As he narrates the genesis of his 30-year music career journey, veteran producer Clive “Mono” Mukundu gives vivid details coupled with exact dates.
By Kennedy Nyavaya
In the past three decades the decorated music maker has seen it all from being told he was not good enough to be among the top local musicians.
But, his history, similar to many accomplished stars, is that of strife and discouragement, which he had to conquer or opt for a day job.
“The inspiration was inborn because I remember when I was born to around the age of five years when I would feel ecstatic to see someone with a guitar,” Mukundu told The Standard Style on Thursday.
It was at such a tender age when he started playing handmade guitars that he took the decision to venture into music as he grew up, but his parents had planned otherwise.
“My parents, especially my father, never liked it so each time they saw me playing a guitar he would beat me as punishment,” he recalled how his father had wished him to be a teacher as music was considered an unworthy occupation for irresponsible people.
“My father was a serious critic of being a musician to an extent he would hurt my feelings, so I ended up with an urge to prove that I could be a musician and a respected responsible father.”
From politely convincing his parents that he was destined to be a musician to learning to strum the strings under the tuteelage of the late Last Saidi, he somewhat met instant retribution for being stubborn as an attempt to go professional suffered countless false starts.
“From those lessons in 1988, I started teaching myself and then in the same year I had improved enough to start a band named Sarungano Chanters,” he said.
“With this group, we went for several live auditions at Gramma Records who would not record you without passing and after 10 successive auditions, we failed despite the effort and spirited walks from Kuwadzana to Southerton where the studio was.”
The group eventually split and so did the next one the following year, but Mukundu was far from giving up. instead he started writing journals detailing this history with inspiration from biographies of well-established musicians like his favourite Bob Marley whose beginning was not rosy.
“I had noticed that it is not easy in the music industry because some of the greats had gone through rejection and while other band members gave up I cannot blame them because with no support from family and no attention from others in the industry, it was very hard,” he said.
However, when he got born-again in 1994 there was a major change with church in the picture as he would play for the likes of gospel songstress Ivy Kombo, Fungisai Zvakavapano-Mashavave, Elias Musakwa and the Egea Gospel train.
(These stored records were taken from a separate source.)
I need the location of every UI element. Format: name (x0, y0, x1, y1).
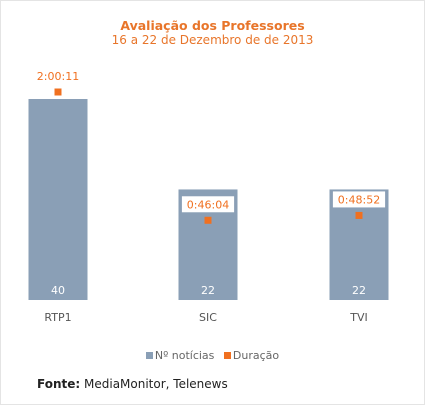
legend-label-noticias: Nº notícias (154, 349, 215, 362)
duration-label-sic: 0:46:04 (187, 198, 229, 211)
duration-label-tvi: 0:48:52 (338, 193, 380, 206)
bar-tvi (329, 189, 389, 300)
legend-item-noticias: Nº notícias (145, 349, 215, 362)
category-label-tvi: TVI (349, 311, 368, 324)
bar-value-label: 40 (51, 284, 65, 297)
legend-swatch-noticias (145, 352, 153, 359)
bar-value-label: 22 (201, 284, 215, 297)
legend-item-duracao: Duração (223, 349, 280, 362)
duration-marker-sic (204, 216, 212, 224)
duration-marker-rtp1 (54, 88, 62, 96)
duration-label-rtp1: 2:00:11 (37, 70, 79, 83)
duration-label-box (181, 196, 235, 213)
source-label: Fonte: (37, 377, 81, 391)
bar-rtp1 (28, 99, 88, 300)
legend-swatch-duracao (223, 352, 231, 359)
chart-title: Avaliação dos Professores (120, 18, 305, 33)
chart-subtitle: 16 a 22 de Dezembro de de 2013 (111, 33, 314, 47)
source-note: Fonte: MediaMonitor, Telenews (37, 377, 228, 391)
legend: Nº notícias Duração (0, 349, 425, 362)
duration-label-box (332, 191, 386, 208)
legend-label-duracao: Duração (232, 349, 280, 362)
bar-value-label: 22 (352, 284, 366, 297)
source-text: MediaMonitor, Telenews (84, 377, 228, 391)
duration-label-box (31, 68, 85, 84)
category-label-sic: SIC (199, 311, 217, 324)
category-label-rtp1: RTP1 (44, 311, 71, 324)
duration-marker-tvi (355, 211, 363, 219)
“In 2003 after my stint with the churches and passing through the Zimbabwe College of Music for two years, I joined Oliver Mtukudzi’s band and we worked for four years during the period, which I started buying my studio equipment,” he said.
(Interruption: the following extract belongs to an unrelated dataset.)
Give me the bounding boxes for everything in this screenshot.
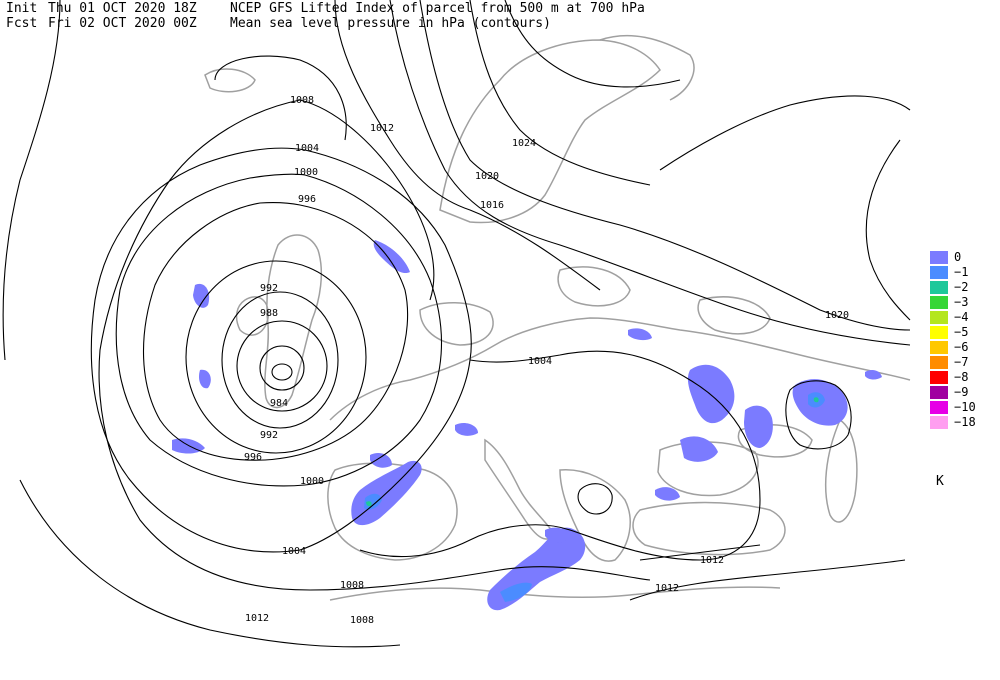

Whether by coincidence or proper planning, when he was “fired” from the Black Spirits, he rushed straight into the studio where he has produced for thousands of artistes for over a decade.
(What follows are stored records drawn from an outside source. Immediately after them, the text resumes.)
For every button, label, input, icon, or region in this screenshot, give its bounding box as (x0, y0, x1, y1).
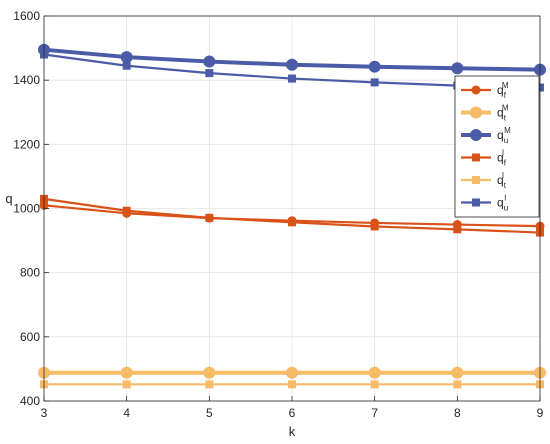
legend-label-sup: M (502, 104, 509, 113)
data-point (370, 222, 379, 231)
legend-label-sub: f (504, 91, 507, 100)
legend-entry: qfM (461, 81, 509, 100)
legend-label: qfI (497, 149, 507, 168)
legend-label-sup: I (502, 149, 504, 158)
y-tick-label: 1400 (13, 73, 40, 87)
legend-label-base: q (497, 151, 504, 165)
data-point (122, 206, 131, 215)
data-point (203, 366, 216, 379)
data-point (453, 380, 462, 389)
legend-label: qtM (497, 104, 509, 123)
y-tick-label: 800 (20, 266, 40, 280)
legend-label-sup: I (502, 171, 504, 180)
data-point (288, 218, 296, 227)
data-point (205, 213, 214, 222)
axis-ticks: 3 4 5 6 7 8 9 400 600 800 1000 1200 1400 1600 (13, 9, 543, 420)
data-point (368, 366, 381, 379)
legend-entry: quM (461, 126, 511, 145)
legend-label: quI (497, 194, 508, 213)
legend-swatch-marker (472, 198, 480, 207)
legend-label: qfM (497, 81, 509, 100)
data-point (451, 366, 464, 379)
legend-label-sub: t (504, 114, 507, 123)
legend-entry: qfI (461, 149, 507, 168)
x-tick-label: 6 (289, 406, 296, 420)
legend-label-sup: M (502, 81, 509, 90)
legend-swatch-marker (472, 153, 480, 162)
legend-label-sup: M (504, 126, 511, 135)
data-point (368, 60, 381, 73)
data-point (122, 61, 131, 70)
data-point (286, 58, 298, 71)
legend-label-sup: I (504, 194, 506, 203)
data-point (453, 225, 462, 234)
legend-label-base: q (497, 83, 504, 97)
legend-swatch-marker (470, 106, 482, 119)
legend-entry: quI (461, 194, 508, 213)
legend-swatch-marker (472, 176, 480, 184)
data-point (370, 380, 379, 389)
y-tick-label: 1600 (13, 9, 40, 23)
legend-label-sub: t (504, 181, 507, 190)
data-point (203, 55, 216, 68)
x-tick-label: 9 (537, 406, 544, 420)
data-point (286, 366, 298, 379)
data-point (288, 74, 296, 83)
data-point (205, 69, 214, 78)
x-tick-label: 5 (206, 406, 213, 420)
legend-entry: qtI (461, 171, 507, 190)
series-layer (38, 43, 546, 389)
y-tick-label: 1200 (13, 137, 40, 151)
data-point (370, 78, 379, 87)
data-point (120, 51, 133, 64)
data-point (205, 380, 214, 389)
legend-label-sub: f (504, 159, 507, 168)
legend-label-base: q (497, 196, 504, 210)
legend-label-base: q (497, 106, 504, 120)
legend-label-base: q (497, 173, 504, 187)
x-tick-label: 4 (123, 406, 130, 420)
legend-swatch-marker (470, 129, 482, 141)
data-point (120, 366, 133, 379)
data-point (288, 380, 296, 389)
legend-label-base: q (497, 128, 504, 142)
y-tick-label: 1000 (13, 202, 40, 216)
x-tick-label: 8 (454, 406, 461, 420)
legend-entry: qtM (461, 104, 509, 123)
data-point (451, 62, 464, 75)
y-axis-label: q (5, 191, 12, 206)
y-tick-label: 400 (20, 394, 40, 408)
x-tick-label: 3 (41, 406, 48, 420)
legend-swatch-marker (471, 85, 481, 95)
legend-box (454, 75, 540, 218)
legend-label-sub: u (504, 204, 508, 213)
y-tick-label: 600 (20, 330, 40, 344)
legend-label-sub: u (504, 136, 508, 145)
legend-label: quM (497, 126, 511, 145)
x-axis-label: k (289, 424, 296, 439)
legend-label: qtI (497, 171, 507, 190)
data-point (122, 380, 131, 389)
x-tick-label: 7 (371, 406, 378, 420)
Meanwhile, to celebrate his 30-year milestone he will on March 21 launch his 10th music album, a DVD guitar tutorial and a book titled Poor and Famous at a joint in Harare.
Despite his huge contribution to local music, he believes the quality continues to nosedive mainly because of the absence of proper music systems.
“If there was ever a most uninspiring period for music producers, it is right now because no one wants to be corrected when they are paying for the service and that alone is one of the biggest factors that has made our music drop in standards,” said Mukundu.
“I can say that the standard composed locally now has gone down and this because now it is the artistes who have creative control.”
According to Mono, the old system which gave producers creative control made sure that only the best artistes would get a chance to record but now because of economic hardships, recordings are only based on being able to pay studio session fees alone.
This is what has caused the bulk of local musicians’ work unattractive beyond local borders virtually making famous paupers out of them, a trend which inspired his second book.
“I noticed that a lot of people in Zimbabwe associate fame with riches because they see what happens in other countries, but here it’s a different scenario where someone can be very famous yet broke,” he explained.
The country is in economic turmoil and as a producer of note, he has also been affected by the situation:
“The most affected by the economic situation is us musicians and the industry is currently in the intensive care unit, but at least we are alive so I cannot say I am there, but I am comfortable.”
Going forward, Mono believes the only way out is employing innovation in addition to talent, which cannot make one successful if not aided by different ideas to make a brand grow.